No lo digo yo; lo dice Peter Schuck en su libro «Why Government Fails So Often: And How It Can Do Better». Reconozco que no lo he leído, sino que hablo a partir de una detallada recensión de David M. Levy y Sandra J. Peart en el Journal of Economic Literature de hace unos meses. Schuck muestra que «cualquier reforma que se proponga será rehén de los mismos problemas que dieron lugar a la política original». Y el problema más importante es el conflicto entre lo que la medida legislativa desea y los intereses de los que la elaboran o la ponen en práctica.
La mayoría de los fracasos de las políticas «surgen a partir de un proceso político profundamente arraigado, una cultura política, un sistema perverso de incentivos, irracionalidd individual o colectiva, información inadecuada, rigidez, inercia, falta de credibilidad, mala gestión, dinámicas del mercado, los límites inherentes a la ley, problemas de implementación y un sistema burocrático débil». Moraleja: «la probabilidad de una reforma a gran escala es nula». «La inercia persiste en parte porque los que están en el sistema no tienen incentivos para mejorarlo».

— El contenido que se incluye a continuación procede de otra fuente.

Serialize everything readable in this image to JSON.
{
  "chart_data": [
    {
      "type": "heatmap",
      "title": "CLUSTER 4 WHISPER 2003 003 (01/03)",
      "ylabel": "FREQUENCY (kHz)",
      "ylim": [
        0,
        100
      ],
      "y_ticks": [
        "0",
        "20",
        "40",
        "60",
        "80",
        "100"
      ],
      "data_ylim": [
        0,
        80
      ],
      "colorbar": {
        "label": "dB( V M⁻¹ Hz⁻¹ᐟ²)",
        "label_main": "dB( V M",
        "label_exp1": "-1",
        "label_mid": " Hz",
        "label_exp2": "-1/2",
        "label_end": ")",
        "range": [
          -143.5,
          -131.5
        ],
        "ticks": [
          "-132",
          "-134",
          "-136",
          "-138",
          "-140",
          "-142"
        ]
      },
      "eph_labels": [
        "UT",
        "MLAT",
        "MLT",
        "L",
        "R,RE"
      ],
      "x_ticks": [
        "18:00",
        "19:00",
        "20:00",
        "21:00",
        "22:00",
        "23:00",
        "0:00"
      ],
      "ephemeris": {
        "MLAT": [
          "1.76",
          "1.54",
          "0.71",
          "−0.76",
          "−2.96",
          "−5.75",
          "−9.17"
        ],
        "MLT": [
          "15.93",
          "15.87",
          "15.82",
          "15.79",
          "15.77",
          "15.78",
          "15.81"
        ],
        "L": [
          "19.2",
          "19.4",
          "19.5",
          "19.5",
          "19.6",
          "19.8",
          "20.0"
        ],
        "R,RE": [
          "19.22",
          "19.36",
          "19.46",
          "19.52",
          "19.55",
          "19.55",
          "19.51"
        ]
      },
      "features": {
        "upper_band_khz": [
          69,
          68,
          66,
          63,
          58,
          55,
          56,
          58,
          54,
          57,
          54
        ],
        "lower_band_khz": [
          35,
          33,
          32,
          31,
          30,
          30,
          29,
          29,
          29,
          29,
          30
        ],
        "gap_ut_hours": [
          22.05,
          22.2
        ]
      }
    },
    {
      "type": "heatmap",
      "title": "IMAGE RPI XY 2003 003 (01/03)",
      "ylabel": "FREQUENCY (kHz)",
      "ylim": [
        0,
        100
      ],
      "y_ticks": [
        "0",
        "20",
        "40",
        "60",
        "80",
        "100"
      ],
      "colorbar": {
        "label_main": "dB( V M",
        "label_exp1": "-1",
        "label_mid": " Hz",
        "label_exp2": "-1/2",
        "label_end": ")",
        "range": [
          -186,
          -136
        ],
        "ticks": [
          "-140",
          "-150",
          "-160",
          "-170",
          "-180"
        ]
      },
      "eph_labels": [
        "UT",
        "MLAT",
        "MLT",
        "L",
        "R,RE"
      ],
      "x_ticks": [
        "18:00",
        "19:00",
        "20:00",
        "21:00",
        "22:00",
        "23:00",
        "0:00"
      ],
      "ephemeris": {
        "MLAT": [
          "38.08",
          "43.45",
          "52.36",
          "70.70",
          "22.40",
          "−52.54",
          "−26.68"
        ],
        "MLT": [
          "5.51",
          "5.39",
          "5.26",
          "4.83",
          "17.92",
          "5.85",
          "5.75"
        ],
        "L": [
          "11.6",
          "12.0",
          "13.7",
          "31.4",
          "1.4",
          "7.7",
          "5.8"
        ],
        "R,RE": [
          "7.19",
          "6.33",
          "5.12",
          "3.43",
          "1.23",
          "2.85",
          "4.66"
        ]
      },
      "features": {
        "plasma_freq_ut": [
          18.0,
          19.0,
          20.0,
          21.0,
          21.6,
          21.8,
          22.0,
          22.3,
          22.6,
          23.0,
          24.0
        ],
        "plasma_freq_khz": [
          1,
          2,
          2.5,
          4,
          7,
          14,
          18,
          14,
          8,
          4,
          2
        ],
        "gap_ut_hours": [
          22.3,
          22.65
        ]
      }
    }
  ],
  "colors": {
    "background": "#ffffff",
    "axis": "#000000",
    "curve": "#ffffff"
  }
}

Schuck concede gran importancia a las «internalidades» de los procesos políticos, «los fines privados que se aplican en organizaciones fuera del mercado para guiar, regular y evaluar los resultados de las agencias y de su personal». A menudo se toman los objetivos de un grupo (los empresarios, los parados, los pacientes, los universitarios) como determinados desde fuera: sabemos bien lo que quieren. Lo que pasa es que el grupo, o parte de él, o los que lo dirigen, o los que aconsejan las políticas, o los que las ponen en práctica, tienen otros intereses. Y, claro, lo que resulta no es lo que se supone que el grupo desea.
La corrupción puede ser un ejemplo patente: si lo que quiere el que toma la decisión es engordar su cuenta bancaria en algún paraíso fiscal, el contrato o la concesión no conseguirá los objetivos que, se supone, debía conseguir. Hay otros casos. Por ejemplo, la ley de Parkinson, que estuvo de modo cuando yo estudiaba: el presupuesto de una oficina pública (y me temo que, a menudo, también en una empresa burocratizada) seguirá creciendo, porque eso es lo que interesa a los que trabajan en ella (más sueldo), a los que la dirigen (más prestigio) y a los que la supervisan (más poder).
Bueno, me dice el lector: ¿y qué hacemos ahora? Pues, primero, renunciar a la vieja hipótesis de que los políticos y funcionarios solo quieren el bien de los ciudadanos (si es que alguien todavía se la cree). Segundo, analizar con detalle los procesos de toma de decisiones y las motivaciones de los que participan en la elaboración de las políticas, en su puesta en práctica, en su evaluación y en su revisión. Tercero, confiar más en reformas pequeñas que en las grandes revoluciones, que lo único que conseguirán es cambiar unos intereses creados por otros. Y cuarto, introducir en todo análisis de las políticas públicas la consideración de los intereses de los implicados.